Dessiné is the official provincial dish of the Gold Coast and is also a popular version of hot box. The dish combines influences from several culinary traditions including African, French, Spanish, Southern Anglo-American, and Louisiana Creole. Dessiné gained widespread popularity during the 1970s as other Sierran Creole dishes also entered into the Sierran mainstream. The Sierran fast food chain Shirley's was credited with the commercialization and popularization of the dish.

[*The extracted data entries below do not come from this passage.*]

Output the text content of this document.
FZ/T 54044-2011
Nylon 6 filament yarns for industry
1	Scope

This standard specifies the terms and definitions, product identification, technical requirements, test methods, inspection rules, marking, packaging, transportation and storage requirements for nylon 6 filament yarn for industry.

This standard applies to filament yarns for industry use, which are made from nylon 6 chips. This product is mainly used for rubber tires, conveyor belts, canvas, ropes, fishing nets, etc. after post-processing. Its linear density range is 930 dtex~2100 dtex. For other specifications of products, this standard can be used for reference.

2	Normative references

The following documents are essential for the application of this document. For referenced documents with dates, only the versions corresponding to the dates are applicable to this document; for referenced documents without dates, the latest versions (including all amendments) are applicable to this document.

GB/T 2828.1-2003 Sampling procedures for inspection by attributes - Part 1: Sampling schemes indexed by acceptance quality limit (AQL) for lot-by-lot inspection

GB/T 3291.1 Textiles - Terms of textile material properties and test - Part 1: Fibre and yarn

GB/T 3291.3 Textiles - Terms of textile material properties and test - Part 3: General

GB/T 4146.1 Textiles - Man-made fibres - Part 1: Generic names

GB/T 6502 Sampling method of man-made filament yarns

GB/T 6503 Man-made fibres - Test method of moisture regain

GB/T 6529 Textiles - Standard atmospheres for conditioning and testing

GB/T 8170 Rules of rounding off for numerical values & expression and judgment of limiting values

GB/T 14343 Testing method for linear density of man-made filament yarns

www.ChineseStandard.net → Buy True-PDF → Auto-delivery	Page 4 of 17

The name of the dish comes from Sierran Creole French, deriving from the French past participle form of dessiner ("to draw"), dessiné. In Sierran Creole French, dessiner developed a new meaning similar to the English sense as in "drawing water from the well". It is speculated that the original name was la soupe dessiné (drawn soup) in Sierran Creole French, likely referring to the action of mixing the soup to "draw out" the flavor and contents of the soup. In contemporary times, the dish's name has become a mondegreen due to the English pronunciation of dessiné sounding similar to the Japanese phrase, ですね? (desu ne?), literally meaning "isn't it?" or "that's right". The ablaut reduplicated phrase, Dessiné desu ne or Dessine desu ne is a common saying to convey that one is hungry to the point they would want something as simple or convenient as dessiné. The near-homophony expressed in the three languages have resulted in social commentators finding a humorous or serendipitous feature of Sierra's multicultural and multilingual society.

Recipe and ingredients

Traditional homemade dessiné is a heavily seasoned soup that is thickened to create a viscous, creamy sauce made out of chicken bouillon, white wine roux, and Worcestershire sauce. Any combination of meat or seafood can be used, but chicken is favored. Other popular meat-based dessiné include beef or turkey, and more rarely, pork. Oysters, shrimp, salmon, or cod are occasionally added in seafood-based dessiné. Cut-up hot dog sausages may sometimes be added and more contemporaneous recipes may call for the inclusion of shredded cheese as well. Most varieties of dessiné call for seasoning which includes onions, garlic powder, parsley, oregano, paprika, and filé powder.